Trade is way down on the list of priorities in a public health crisis, but it is still important to make sure that policies don’t actually make the situation worse. In the case of the coronavirus pandemic, a number of governments are, unfortunately, doing just that.
Many countries, for example, are shortsightedly enacting export bans on critical medical supplies and worsening shortages in places that may have the greatest need, like Italy. In the United States, President Donald Trump’s trade policies seem to be on autopilot, with tariffs continuing more or less as before, even though those tariffs are complicating the response to the pandemic and threatening to undermine a future economic recovery. The export bans are dangerous, if understandable in the current environment. But the Trump administration’s actions are difficult to fathom on even narrow political grounds.

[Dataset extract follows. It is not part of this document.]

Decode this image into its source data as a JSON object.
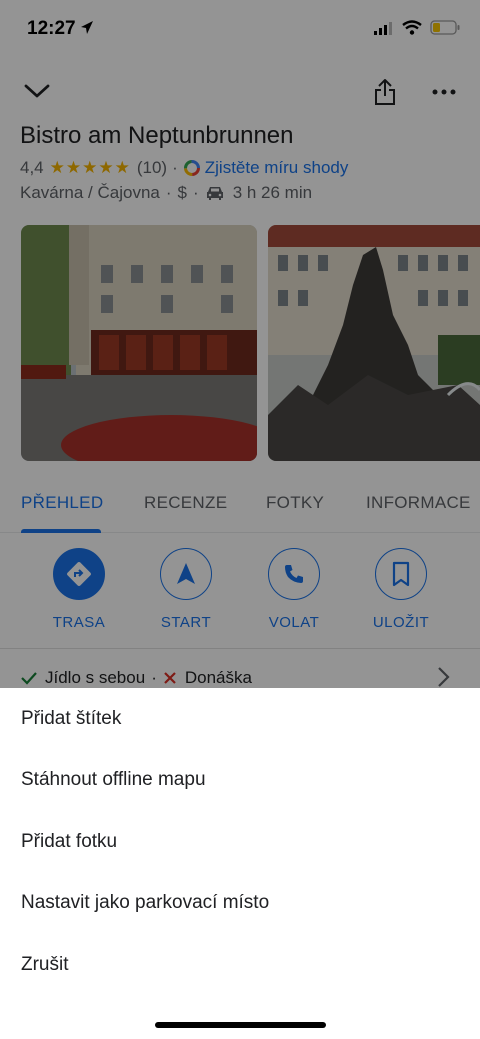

As COVID-19 has spread around the world and the number of new infections has outpaced the capacity of health systems to respond, roughly two dozen countries—including China, Russia and Turkey, plus the members of the European Union—restricted exports of protective gear such as masks, gloves and goggles. Although the EU is supposed to be a single market with no internal barriers to trade, the Czech Republic, France and Germany took steps in early March to restrict exports of certain medical supplies, including to other EU member states. To mitigate the pressures for intra-bloc trade restrictions, EU authorities eventually authorized member states to restrict exports to the rest of the world. Germany responded by lifting a new requirement for government approval of exports of protective gear for fellow EU members, but not for the rest of the world.